Let's say you have table Fit
that uses an external blob stored in the store called "octo-store"
declared as
@schema
class Fit(dj.Computed):
definition = """
-> Recording
-> Model
---
fit : blob@octo-store
"""
octo-store
can be configured as an S3 bucket and folder, for example.
DataJoint will create a hidden table for tracking externally stored blobs. You can access it as schema.external['octo-store']
.
When you insert a record into Fit
, it is tracked using the hash of its contents in this external table. Fit
makes a foreign key reference into the external table, so you cannot delete from the external table any entries that actually used.
The following command
Fit.delete()
will remove the references from Fit
, but not from the external tracking table or the remote storage. This gives you high performance and data integrity at the cost of leaving the unused external data around, at least temporarily.

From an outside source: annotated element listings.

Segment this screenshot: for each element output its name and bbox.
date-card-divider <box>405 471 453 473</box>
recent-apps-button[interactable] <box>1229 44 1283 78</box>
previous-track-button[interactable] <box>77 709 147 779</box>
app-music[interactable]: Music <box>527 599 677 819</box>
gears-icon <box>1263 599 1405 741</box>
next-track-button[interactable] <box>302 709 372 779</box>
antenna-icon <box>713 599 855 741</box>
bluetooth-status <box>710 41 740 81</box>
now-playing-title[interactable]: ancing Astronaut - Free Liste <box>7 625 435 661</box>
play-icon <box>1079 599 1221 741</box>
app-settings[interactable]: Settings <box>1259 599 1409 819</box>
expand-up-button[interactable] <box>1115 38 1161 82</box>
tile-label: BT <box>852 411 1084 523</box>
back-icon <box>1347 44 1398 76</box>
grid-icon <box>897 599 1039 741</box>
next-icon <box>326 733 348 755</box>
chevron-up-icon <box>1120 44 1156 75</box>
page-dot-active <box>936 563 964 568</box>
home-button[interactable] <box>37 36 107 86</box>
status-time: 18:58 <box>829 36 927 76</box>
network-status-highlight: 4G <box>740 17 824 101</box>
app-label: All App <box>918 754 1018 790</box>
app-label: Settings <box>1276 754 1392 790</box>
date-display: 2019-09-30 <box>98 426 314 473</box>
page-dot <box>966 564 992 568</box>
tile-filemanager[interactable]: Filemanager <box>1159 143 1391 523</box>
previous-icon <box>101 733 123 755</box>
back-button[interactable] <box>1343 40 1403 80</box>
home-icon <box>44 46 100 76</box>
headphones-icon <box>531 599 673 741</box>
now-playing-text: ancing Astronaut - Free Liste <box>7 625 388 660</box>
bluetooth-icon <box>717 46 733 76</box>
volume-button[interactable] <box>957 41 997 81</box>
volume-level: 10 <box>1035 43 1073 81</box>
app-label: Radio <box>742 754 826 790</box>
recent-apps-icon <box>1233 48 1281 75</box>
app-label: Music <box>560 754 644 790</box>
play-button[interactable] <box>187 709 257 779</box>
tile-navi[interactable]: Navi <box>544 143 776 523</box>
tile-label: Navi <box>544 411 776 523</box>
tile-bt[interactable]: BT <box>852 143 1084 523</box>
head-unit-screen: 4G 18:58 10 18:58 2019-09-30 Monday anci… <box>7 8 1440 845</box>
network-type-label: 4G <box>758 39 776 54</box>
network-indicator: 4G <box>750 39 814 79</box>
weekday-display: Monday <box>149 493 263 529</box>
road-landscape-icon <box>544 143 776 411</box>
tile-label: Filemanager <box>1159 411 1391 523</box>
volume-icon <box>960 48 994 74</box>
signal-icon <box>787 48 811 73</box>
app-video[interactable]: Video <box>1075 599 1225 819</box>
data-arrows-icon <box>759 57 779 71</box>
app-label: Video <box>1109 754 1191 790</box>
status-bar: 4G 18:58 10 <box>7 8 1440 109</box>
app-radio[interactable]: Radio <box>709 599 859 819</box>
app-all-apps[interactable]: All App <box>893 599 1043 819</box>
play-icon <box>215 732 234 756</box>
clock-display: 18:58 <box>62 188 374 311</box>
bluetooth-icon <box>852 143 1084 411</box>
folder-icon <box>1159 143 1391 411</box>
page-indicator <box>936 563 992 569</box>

This means that every once in a while, you need to remove the unused entries in the external table and in the external storage. Since race conditions are not handled as precisely here as in a pure database transaction, it's best to do this in off times when the data are not actively manipulated.
The command
schema.external['octo-store'].delete(delete_external_files=True)
will remove the unused entries in the external table and the corresponding files in the external storage. This is the recommended way of clearing the data if you know that the store is only used by this database (This should be the case.)
DataJoint gives you the option of not deleting the external files
schema.external['octo-store'].delete(delete_external_files=False)
This will leave files in the remote storage that are not tracked by the database. It will become your responsibility to remove them when you choose.